The Twenty-fifth Amendment clarified what had been an ambiguous clause of the Constitution that allowed for the removal of the President. It was never attempted earlier because of the ambiguity. The two times it could have been used was when James Garfield laid bedridden for eighty days after he was shot in 1881, and when Woodrow Wilson laid incapacitated from a stroke for the last eighteen months of his term. The advent of instantaneous communications and nuclear weapons in the twentieth century made this type of situation untenable. With the assassination of John Kennedy, the political will was put in motion to clarify an incapacitated President.
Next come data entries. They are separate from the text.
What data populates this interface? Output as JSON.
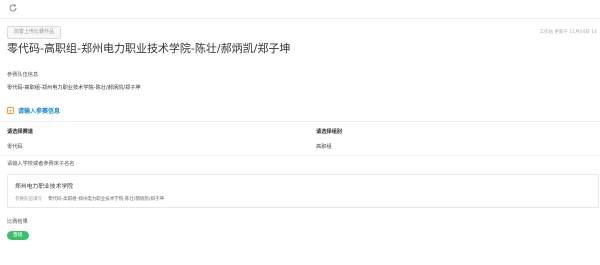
{
  "header": {
    "tag_label": "前置上传比赛作品",
    "meta_text": "工作站 更新于 11月04日 14"
  },
  "title": "零代码-高职组-郑州电力职业技术学院-陈壮/郝炳凯/郑子坤",
  "team": {
    "label": "参赛队伍信息",
    "value": "零代码-高职组-郑州电力职业技术学院-陈壮/郝炳凯/郑子坤"
  },
  "info": {
    "title": "请输入参赛信息",
    "track_label": "请选择赛道",
    "track_value": "零代码",
    "group_label": "请选择组别",
    "group_value": "高职组",
    "school_prompt": "请输入学校或者参赛床子名名",
    "school_name": "郑州电力职业技术学院",
    "school_sub_key": "参赛队伍填写",
    "school_sub_value": "零代码-高职组-郑州电力职业技术学院-陈壮/郝炳凯/郑子坤"
  },
  "result": {
    "label": "比赛结果",
    "badge": "晋级"
  },
  "colors": {
    "accent": "#1a8dd6",
    "success": "#3bbf6b",
    "icon_orange": "#f0a020"
  }
}
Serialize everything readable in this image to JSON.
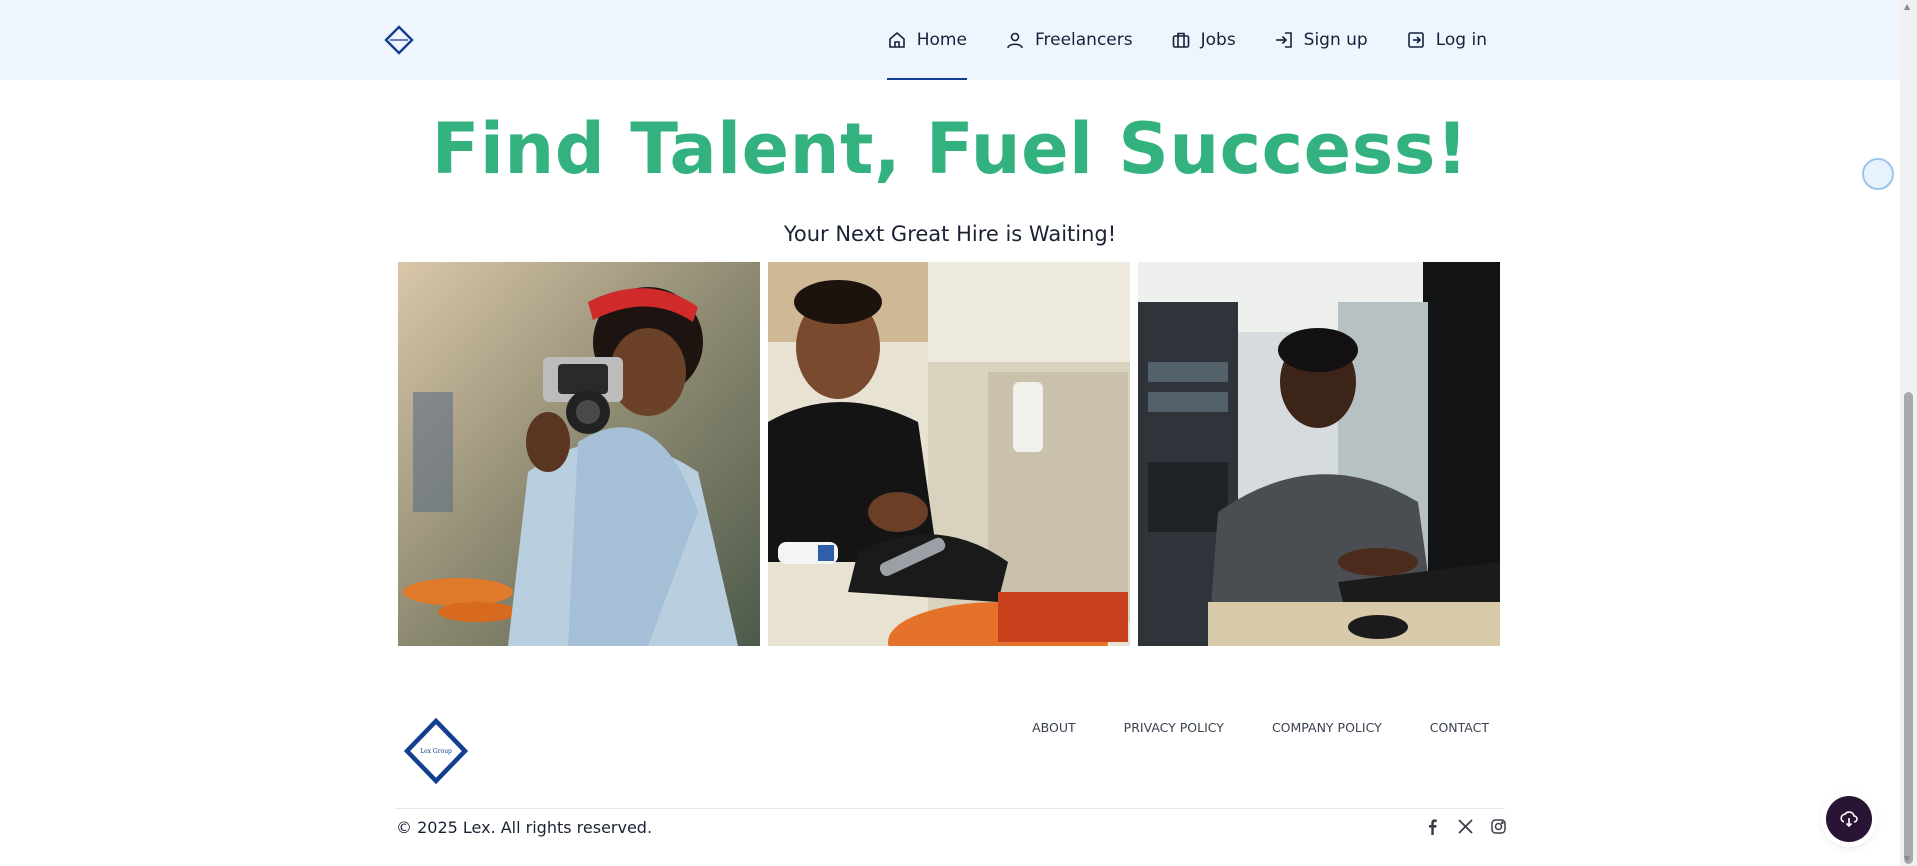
{
  "nav": {
    "items": [
      {
        "label": "Home",
        "icon": "home-icon",
        "active": true
      },
      {
        "label": "Freelancers",
        "icon": "user-icon",
        "active": false
      },
      {
        "label": "Jobs",
        "icon": "briefcase-icon",
        "active": false
      },
      {
        "label": "Sign up",
        "icon": "sign-in-icon",
        "active": false
      },
      {
        "label": "Log in",
        "icon": "log-in-icon",
        "active": false
      }
    ]
  },
  "hero": {
    "title": "Find Talent, Fuel Success!",
    "subtitle": "Your Next Great Hire is Waiting!"
  },
  "gallery": [
    {
      "name": "photographer-photo"
    },
    {
      "name": "plumber-photo"
    },
    {
      "name": "it-technician-photo"
    }
  ],
  "footer": {
    "logo_text": "Lex Group",
    "links": [
      "ABOUT",
      "PRIVACY POLICY",
      "COMPANY POLICY",
      "CONTACT"
    ],
    "copyright": "© 2025 Lex. All rights reserved.",
    "socials": [
      "facebook-icon",
      "x-icon",
      "instagram-icon"
    ]
  },
  "colors": {
    "accent_green": "#33b27f",
    "brand_blue": "#123f8f",
    "header_bg": "#eef5fd"
  }
}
Now, in 2017, there has been a long-standing concern about the stability of Donald Trump stemming back to the time that he was a Presidential candidate. Many potential causes of impeachment have been raised from his business dealings to involvement with Russia. Just as disturbing is his emotional stability. A disastrous turn of events in his Presidency has raised the specter that Trump may come even more unhinged than he already is. A drawn out impeachment process could be a disaster in itself. When Richard Nixon was besieged by Watergate investigations, many of his advisers worried about his mental state. Trump isn’t even facing those consequences and many question his mental state. That is what makes the Twenty-fifth Amendment enticing. It’s implementation is immediate.
While Trump would probably view his removal from office by members of his own administration as a coup, it would not be one. Coups are illegal acts where a government is overthrown by force, not law. The removal of the President under the Twenty-fifth Amendment is empowered as law in the Constitution.
While the potential removal of Trump or any unwilling President under these conditions would create political havoc, the possibility that the President could continue challenging his removal for months or longer would create a Constitutional crisis, especially since Trump would be able to rally his supporters outside the normal media channels. His widespread use of Twitter is a potent propaganda tool. A sizable number of his followers have already shown themselves to be true believers likely to stand with him to the end.
Quite possibly, nothing will come of this and Trump will serve out his term as he grows more comfortable and competent in his job. However, his continuing penchant for chaos makes the two Constitutional means for his removal from office potential scenarios.